Mais il serait dommage de réduire cette oeuvre à un simple terrain de créations formelles, aussi fertiles soient-elles, bien que parfois un peu maladroites dans la finition. Car si encore une fois, les bases narratives demeurent plutôt classiques, sorte de fil rouge permettant au spectateur de se raccrocher à du déjà connu, à savoir une bande de yakuzas en voulant à de pauvres diables qui prennent la fuite, la suite s'avère beaucoup plus enthousiasmante, surtout que le fond et la forme finissent par former un tout indissociable, tant au niveau de l'émotion (il est étonnant de s'apercevoir que ce tourbillonnement stylistique permet de «faire le tour» des personnages), que des thématiques existentielles défendues. Car créer devient une fin en soi pour les protagonistes, d'ailleurs piégés dans un environnement à saveur fortement mythologique.

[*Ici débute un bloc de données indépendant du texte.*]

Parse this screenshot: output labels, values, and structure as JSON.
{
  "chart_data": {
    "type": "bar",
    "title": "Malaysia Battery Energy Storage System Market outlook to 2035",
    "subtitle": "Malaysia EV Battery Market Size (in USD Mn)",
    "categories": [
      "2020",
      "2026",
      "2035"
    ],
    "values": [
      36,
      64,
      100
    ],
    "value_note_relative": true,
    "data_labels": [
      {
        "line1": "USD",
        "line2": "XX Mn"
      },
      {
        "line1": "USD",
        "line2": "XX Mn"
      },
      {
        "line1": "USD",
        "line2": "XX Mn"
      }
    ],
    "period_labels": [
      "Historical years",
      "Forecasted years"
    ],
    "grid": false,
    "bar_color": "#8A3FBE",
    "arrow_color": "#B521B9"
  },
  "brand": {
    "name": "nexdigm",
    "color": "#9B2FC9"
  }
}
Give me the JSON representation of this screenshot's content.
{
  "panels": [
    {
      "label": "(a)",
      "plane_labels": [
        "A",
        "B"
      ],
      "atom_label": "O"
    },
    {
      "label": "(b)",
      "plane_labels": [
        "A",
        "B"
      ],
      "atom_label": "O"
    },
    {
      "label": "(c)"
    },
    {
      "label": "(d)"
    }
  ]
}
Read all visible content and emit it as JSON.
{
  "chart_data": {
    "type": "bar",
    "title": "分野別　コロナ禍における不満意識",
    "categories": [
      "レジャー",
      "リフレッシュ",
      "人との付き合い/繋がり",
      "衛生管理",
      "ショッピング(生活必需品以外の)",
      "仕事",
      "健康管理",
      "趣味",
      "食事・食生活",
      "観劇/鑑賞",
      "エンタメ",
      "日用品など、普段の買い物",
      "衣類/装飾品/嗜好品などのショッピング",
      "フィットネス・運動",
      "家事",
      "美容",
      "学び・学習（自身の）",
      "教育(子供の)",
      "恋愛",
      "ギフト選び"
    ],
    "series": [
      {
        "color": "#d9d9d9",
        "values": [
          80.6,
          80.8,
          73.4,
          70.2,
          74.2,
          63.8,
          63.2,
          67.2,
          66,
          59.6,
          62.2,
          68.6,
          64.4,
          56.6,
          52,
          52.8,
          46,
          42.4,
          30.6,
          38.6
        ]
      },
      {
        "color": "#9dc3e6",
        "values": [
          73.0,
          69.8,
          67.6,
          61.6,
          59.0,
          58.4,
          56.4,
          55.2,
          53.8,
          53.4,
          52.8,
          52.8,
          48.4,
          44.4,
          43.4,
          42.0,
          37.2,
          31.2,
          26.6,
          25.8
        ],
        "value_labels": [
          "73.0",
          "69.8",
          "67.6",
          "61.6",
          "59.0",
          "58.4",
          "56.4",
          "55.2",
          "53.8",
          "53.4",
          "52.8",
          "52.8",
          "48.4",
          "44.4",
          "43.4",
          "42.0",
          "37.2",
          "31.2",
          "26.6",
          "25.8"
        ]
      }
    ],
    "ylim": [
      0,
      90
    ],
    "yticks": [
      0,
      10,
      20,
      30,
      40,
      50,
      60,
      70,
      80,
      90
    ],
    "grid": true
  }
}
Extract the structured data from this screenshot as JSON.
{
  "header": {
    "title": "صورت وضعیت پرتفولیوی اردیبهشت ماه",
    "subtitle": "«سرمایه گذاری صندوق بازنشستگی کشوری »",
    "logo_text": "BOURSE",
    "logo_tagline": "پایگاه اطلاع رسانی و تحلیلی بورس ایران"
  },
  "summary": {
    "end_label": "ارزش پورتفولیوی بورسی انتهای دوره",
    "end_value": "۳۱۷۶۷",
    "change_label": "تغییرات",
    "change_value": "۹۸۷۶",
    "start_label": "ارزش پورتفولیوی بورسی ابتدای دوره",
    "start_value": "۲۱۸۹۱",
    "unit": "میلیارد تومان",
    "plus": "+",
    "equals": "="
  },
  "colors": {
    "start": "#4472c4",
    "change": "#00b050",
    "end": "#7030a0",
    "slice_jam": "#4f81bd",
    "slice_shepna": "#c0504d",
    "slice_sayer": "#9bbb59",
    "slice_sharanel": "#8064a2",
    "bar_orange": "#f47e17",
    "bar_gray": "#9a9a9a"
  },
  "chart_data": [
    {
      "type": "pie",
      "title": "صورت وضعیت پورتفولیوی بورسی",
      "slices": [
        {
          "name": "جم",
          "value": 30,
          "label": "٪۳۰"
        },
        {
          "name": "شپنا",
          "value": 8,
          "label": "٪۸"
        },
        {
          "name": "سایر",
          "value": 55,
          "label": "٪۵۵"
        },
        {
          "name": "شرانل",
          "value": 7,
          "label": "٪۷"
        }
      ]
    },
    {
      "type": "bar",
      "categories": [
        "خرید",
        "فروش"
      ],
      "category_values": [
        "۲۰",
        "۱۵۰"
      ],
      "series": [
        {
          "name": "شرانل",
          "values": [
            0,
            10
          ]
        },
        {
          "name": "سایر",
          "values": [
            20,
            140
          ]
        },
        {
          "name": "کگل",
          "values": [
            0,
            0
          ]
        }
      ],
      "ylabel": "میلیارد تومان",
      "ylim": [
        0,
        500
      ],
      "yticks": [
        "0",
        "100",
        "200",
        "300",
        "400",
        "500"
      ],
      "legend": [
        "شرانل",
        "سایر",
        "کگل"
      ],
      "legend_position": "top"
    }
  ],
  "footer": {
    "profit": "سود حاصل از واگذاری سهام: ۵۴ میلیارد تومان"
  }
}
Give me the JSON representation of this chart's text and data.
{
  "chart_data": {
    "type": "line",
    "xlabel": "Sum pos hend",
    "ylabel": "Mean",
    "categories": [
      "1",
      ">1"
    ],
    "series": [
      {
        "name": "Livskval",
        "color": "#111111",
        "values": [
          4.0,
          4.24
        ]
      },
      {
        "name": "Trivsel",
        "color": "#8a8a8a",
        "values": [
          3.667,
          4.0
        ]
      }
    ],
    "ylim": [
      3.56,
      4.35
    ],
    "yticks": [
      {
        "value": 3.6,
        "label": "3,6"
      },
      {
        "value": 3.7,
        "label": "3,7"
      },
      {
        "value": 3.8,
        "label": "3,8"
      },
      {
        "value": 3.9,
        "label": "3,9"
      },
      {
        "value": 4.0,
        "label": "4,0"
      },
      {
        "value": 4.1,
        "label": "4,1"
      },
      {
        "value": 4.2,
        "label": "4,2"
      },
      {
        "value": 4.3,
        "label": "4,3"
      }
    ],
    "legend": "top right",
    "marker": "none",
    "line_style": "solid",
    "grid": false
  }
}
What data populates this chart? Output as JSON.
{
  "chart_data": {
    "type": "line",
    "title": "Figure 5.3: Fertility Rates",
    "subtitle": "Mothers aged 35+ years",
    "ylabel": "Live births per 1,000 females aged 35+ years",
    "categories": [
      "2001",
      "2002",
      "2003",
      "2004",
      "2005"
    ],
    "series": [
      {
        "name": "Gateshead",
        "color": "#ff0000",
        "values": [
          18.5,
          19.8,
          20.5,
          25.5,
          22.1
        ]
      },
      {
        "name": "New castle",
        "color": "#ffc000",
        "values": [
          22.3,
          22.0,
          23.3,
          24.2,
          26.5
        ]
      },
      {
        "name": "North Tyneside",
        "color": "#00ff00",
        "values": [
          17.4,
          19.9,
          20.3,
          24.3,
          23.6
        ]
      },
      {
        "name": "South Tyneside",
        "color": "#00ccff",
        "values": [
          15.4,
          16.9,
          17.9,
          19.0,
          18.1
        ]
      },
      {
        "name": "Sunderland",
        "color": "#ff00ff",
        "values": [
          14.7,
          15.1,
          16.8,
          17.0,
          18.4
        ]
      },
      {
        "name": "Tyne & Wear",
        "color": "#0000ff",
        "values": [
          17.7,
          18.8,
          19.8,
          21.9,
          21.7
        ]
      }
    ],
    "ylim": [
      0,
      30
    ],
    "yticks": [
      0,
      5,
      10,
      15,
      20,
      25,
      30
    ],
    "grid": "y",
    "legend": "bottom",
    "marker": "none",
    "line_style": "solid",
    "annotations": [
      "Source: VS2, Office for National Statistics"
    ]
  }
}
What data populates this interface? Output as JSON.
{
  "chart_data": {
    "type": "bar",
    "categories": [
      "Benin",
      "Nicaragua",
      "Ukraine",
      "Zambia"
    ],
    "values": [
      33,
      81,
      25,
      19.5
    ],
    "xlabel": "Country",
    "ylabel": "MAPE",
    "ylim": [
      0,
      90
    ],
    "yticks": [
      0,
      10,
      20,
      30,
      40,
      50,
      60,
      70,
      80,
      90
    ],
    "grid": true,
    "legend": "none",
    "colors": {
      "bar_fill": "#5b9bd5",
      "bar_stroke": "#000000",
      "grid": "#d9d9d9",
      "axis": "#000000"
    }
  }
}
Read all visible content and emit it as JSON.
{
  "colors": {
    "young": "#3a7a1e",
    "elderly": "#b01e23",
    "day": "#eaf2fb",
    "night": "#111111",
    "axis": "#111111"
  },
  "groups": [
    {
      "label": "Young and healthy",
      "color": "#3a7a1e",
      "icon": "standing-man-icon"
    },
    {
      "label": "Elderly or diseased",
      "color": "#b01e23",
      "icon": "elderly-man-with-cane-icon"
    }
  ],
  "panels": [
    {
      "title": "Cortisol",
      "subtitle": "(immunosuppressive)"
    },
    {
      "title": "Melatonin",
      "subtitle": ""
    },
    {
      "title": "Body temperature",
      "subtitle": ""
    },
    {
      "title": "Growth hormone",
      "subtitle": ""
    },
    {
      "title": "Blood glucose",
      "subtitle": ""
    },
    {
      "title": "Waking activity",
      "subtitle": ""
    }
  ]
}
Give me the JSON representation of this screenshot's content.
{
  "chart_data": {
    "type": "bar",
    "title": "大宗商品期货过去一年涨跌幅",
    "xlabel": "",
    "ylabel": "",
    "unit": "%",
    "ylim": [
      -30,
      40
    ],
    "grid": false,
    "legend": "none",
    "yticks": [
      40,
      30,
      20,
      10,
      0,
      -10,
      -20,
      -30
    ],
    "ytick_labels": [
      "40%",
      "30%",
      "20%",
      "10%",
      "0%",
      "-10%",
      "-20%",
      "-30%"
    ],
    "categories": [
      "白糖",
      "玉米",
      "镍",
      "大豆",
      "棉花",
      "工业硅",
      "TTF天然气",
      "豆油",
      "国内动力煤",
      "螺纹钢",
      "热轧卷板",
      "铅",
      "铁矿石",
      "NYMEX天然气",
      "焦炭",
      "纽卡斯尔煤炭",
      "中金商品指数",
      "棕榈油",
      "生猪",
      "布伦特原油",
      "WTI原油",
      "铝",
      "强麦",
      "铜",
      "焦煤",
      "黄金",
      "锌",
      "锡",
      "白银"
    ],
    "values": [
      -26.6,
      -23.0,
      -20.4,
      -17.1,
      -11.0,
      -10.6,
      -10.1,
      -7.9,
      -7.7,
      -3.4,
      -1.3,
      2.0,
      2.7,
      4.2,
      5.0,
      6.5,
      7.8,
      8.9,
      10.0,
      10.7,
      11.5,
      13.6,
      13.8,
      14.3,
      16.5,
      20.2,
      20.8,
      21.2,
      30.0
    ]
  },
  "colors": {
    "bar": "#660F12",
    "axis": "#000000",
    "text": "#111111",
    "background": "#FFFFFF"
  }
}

Et il est fou de voir comment tout se tient, jusque dans les essais parfois brouillons du rendu visuel. On suit donc ce quatuor de personnages dépareillés se reprendre en main, devenir de véritables démiurges de leur propre destinée, le tracé constamment perturbé étant le reflet de ce revirement positif de leur état d'esprit, et le tout est retranscrit à l'image avec des codes à leur tour déjoués pour mieux jouer avec eux. Et à ce titre le cliché «le voyage est meilleur que la fin» s'avère particulièrement vrai, car les différents délires visuels, allant de paire avec l'instinct de survie, sont souvent jouissifs et libérateurs (petit pervers que je suis, je retiens en tête le jeu du bambou et la scène de sexe, que n'aurait pas renié Bill Plympton). Mais à l'inverse, même si le final est tout à fait cohérent avec le reste, il aurait mérité d'être un peu plus abrupt pour une question de rythme et de mystère. Mais à part ce petit écart, Mind Game incarne ce vent de fraîcheur en termes de forme et de propos dont a tant besoin ce domaine qui tend davantage à chercher la sécurité que l'ouverture aux différents possibles.